The oscillations in Trotsky’s views regarding party organization can usefully be seen as a reflection of an inner struggle within the entire Marxist tradition between democratic, fraternal, even utopian impulses and what could seem authoritarian necessities imposed by the struggle for power. At various times Trotsky would verge sharply in one or another direction, yet not quite give up that aspect of his thinking he felt obliged to suppress. Which is one reason many old Bolshevik apparatchiks, sliding comfortably from Lenin to Stalin, could never feel quite at ease with Trotsky.
About Trotsky’s views concerning the West, Professor Knei-Paz is brief, properly so. He believes that almost nothing of Trotsky’s political outlook has relevance to contemporary socialist politics in democratic countries, and I think he is right. What then remains of Trotsky’s legacy? A record of historical grandeur and failure, a flawed intellectual brilliance, and a tragic power of endurance. A number of first-rate books which can be read with pleasure and profit even if one disagrees with them fundamentally. That Trotsky would have found this verdict exasperating, even philistine, we need not doubt: he wanted to change history, not just write brilliant books.
But there is another and major contribution he made to political life in our time, and that was his sustained assault upon Stalinism.
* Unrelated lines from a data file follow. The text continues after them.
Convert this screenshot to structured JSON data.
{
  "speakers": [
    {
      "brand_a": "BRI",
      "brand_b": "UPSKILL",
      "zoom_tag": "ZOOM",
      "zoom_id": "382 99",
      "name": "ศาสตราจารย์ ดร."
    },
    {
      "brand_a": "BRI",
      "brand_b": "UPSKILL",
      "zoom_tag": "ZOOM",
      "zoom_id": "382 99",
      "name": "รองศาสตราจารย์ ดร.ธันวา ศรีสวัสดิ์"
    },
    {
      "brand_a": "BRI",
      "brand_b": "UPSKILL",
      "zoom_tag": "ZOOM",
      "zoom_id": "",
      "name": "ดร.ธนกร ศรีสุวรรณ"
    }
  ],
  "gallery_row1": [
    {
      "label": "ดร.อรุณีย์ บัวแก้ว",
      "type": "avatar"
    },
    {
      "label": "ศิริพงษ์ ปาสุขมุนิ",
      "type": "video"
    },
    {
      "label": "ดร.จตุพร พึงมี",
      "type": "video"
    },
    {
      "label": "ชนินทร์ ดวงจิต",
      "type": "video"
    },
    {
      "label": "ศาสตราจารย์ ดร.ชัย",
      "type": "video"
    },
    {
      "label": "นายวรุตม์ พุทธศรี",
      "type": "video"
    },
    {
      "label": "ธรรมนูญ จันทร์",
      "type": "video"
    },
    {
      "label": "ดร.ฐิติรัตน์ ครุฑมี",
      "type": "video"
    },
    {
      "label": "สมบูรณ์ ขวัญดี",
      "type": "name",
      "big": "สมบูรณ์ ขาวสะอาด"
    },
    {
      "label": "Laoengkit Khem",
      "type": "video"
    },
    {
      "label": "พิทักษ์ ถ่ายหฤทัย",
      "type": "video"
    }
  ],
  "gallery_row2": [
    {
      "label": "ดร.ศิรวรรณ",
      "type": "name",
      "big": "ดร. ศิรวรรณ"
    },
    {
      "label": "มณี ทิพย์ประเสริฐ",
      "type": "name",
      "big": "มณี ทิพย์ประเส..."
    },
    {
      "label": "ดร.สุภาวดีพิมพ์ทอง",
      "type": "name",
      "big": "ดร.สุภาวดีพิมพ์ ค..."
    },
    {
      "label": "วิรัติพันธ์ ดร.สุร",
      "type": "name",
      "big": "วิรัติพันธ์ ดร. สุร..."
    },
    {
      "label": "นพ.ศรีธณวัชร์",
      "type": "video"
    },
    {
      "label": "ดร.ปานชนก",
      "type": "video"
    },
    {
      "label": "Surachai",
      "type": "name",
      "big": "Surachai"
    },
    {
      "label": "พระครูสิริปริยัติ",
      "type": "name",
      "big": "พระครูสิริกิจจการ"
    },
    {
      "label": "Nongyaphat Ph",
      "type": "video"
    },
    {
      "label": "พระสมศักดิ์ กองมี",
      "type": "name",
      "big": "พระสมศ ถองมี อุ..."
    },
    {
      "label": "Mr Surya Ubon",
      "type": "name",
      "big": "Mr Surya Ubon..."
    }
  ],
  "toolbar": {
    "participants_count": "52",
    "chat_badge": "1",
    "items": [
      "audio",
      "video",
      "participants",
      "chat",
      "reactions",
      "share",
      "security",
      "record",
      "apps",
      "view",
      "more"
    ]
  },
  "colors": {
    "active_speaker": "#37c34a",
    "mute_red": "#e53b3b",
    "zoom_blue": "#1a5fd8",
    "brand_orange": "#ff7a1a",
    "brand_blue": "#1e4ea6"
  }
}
At no single point is his critique entirely satisfactory—Stalinism, for example, has not proven to be the unstable, transient phenomenon preparing the way for the bourgeois restoration that Trotsky supposed it to be. It has shown itself, thus far, to be a relatively stable social system, with its own laws of being, comprehensible neither by the experience of capitalism nor by the image of socialism. Yet there is something deeply impressive about Trotsky’s persistent efforts to understand this new phenomenon, the ways he kept modulating his ideas to achieve conceptual clarity. And Professor Knei-Paz is right in stressing that in Trotsky’s writings of 1939, the year before he was assassinated, there are signs of possible major revisions in his thinking about Stalinism, perhaps on other matters as well.
Analytic success and failure dwindle, however, into insignificance by comparison with Trotsky’s contribution in attacking the social and moral horrors of Stalinism at a time when many people—socialist, liberal, conservative—were celebrating it. Again, the absence of historical dimension in Professor Knei-Paz’s book is serious: few of his readers are likely to know the extent to which the “advanced” political public yielded itself to corrupt fantasies about the Soviet Union. Trotsky was not, of course, the only critic of Stalinism, and others, like Rudolf Hilferding, were at a few points more theoretically acute; but in the Thirties it was Trotsky who provided the most persistent and powerful voice doing the crucial work of making known the political truth. This was hardly all that he meant to do in his last years, but it is what he did.